Johnithan Kellerman – Bad Love

“Is that why you studied anthropology?”

“I wanted to learn about other cultures. And Andres supported me in that. Told me it would make me a better therapist. He was a great mentor, Alex. That’s why it was so crushing to hear him sneer at those field hands–like seeing one’s father in a disgusting light. I swallowed it in silence several times.

Finally, I resigned and left town.”

“For Beverly Hills?”

“I did a year of research in Chile, then caved in and returned to my own twelve-foot-square world.”

“Did you tell him why you were leaving?”

“No, just that I was unhappy, but he understood.” He shook his head.

“He was an intimidating man. I was a coward.”

“It had to take force of personality to dominate Katarina.”

“Oh, yes, and he did dominate her. .. after I returned from Chile, he called me just once. We had a frosty conversation, and that was that.”

“But Katarina wanted you at the conference anyway.”

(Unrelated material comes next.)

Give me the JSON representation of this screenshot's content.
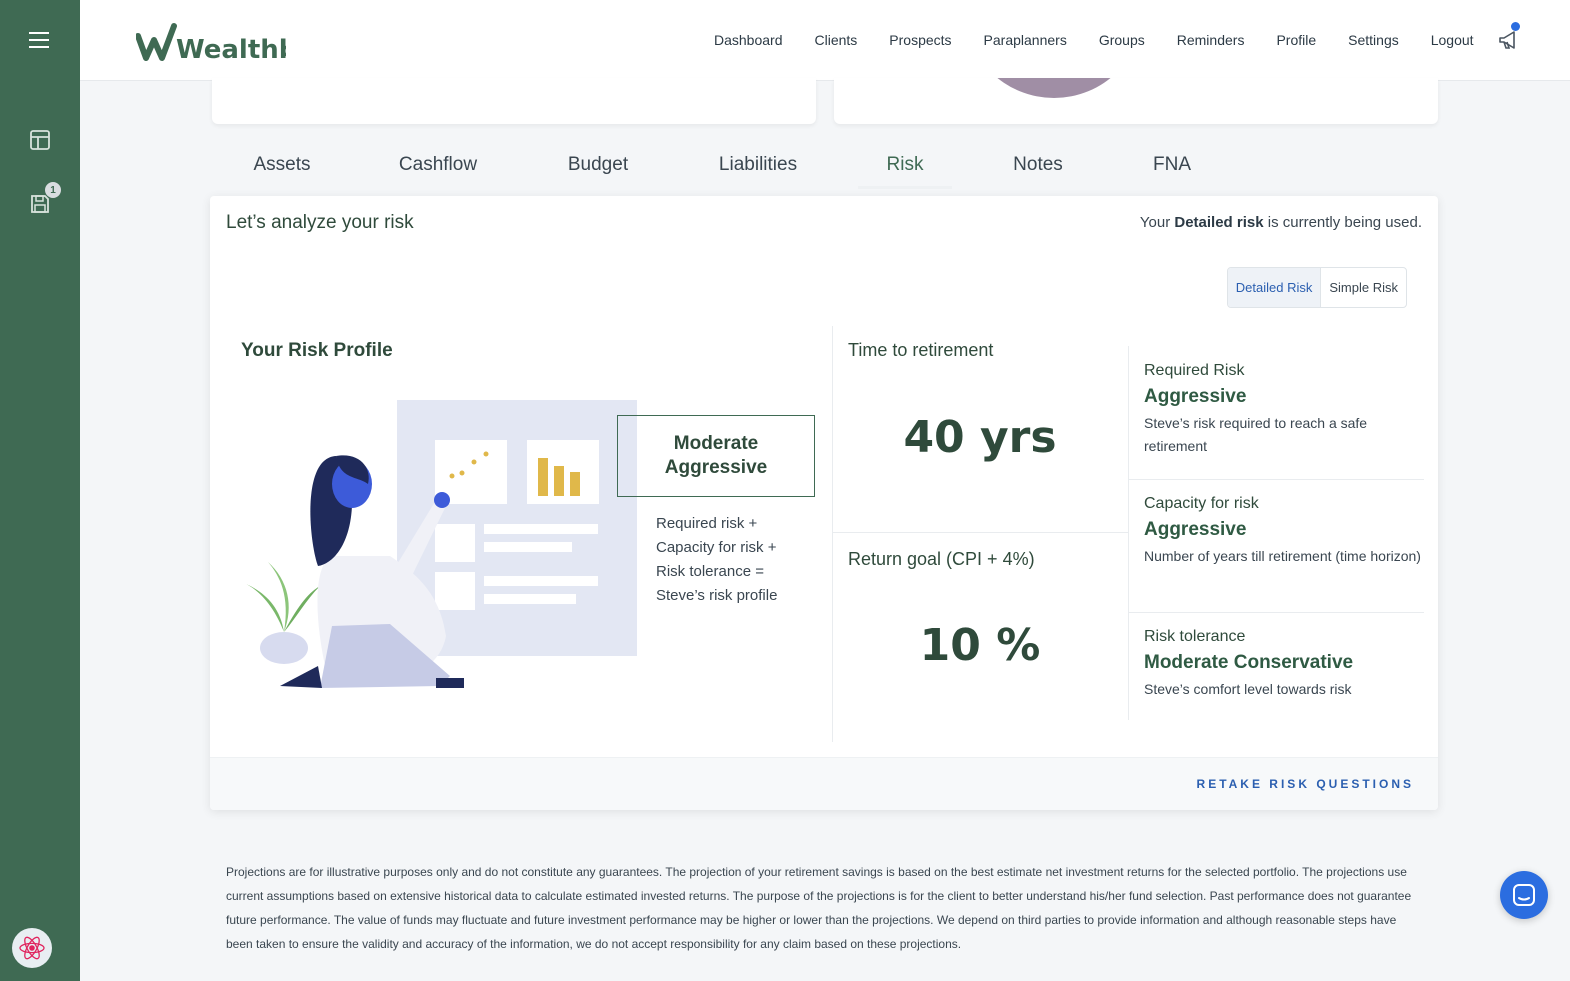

“She wanted me because I was part of his past–the glory years. By then he was a vegetable and she was resurrecting him. She brought me pictures of him in his wheelchair. You abandoned him once, Bert.

Don’t do it again.” Guilt’s a great motivator.”

He looked away. Worked his jaws.

“I don’t see any obvious tie-in,” I said, “but Rodney Shipler, the man who was beaten to death, was black. At the time of his murder, he was a school janitor in L.A. Do you have any memory of him at all?”

“No, that name isn’t familiar.” He looked back at me. Edgy-guilty?

“What is it, Bert?”

“What’s what?”

“Something’s on your mind.” I smiled. “Your face is full of stress.”

He smiled back and sighed. “Something came into my mind. Your Mr. Silk.

Probably irrelevant.”

“Something about Lerner?”

“No, no, this is something that happened after the bad love’ conference–soon after, a couple of days, I believe.” He closed his eyes and rubbed his forehead, as if coaxing forth memories.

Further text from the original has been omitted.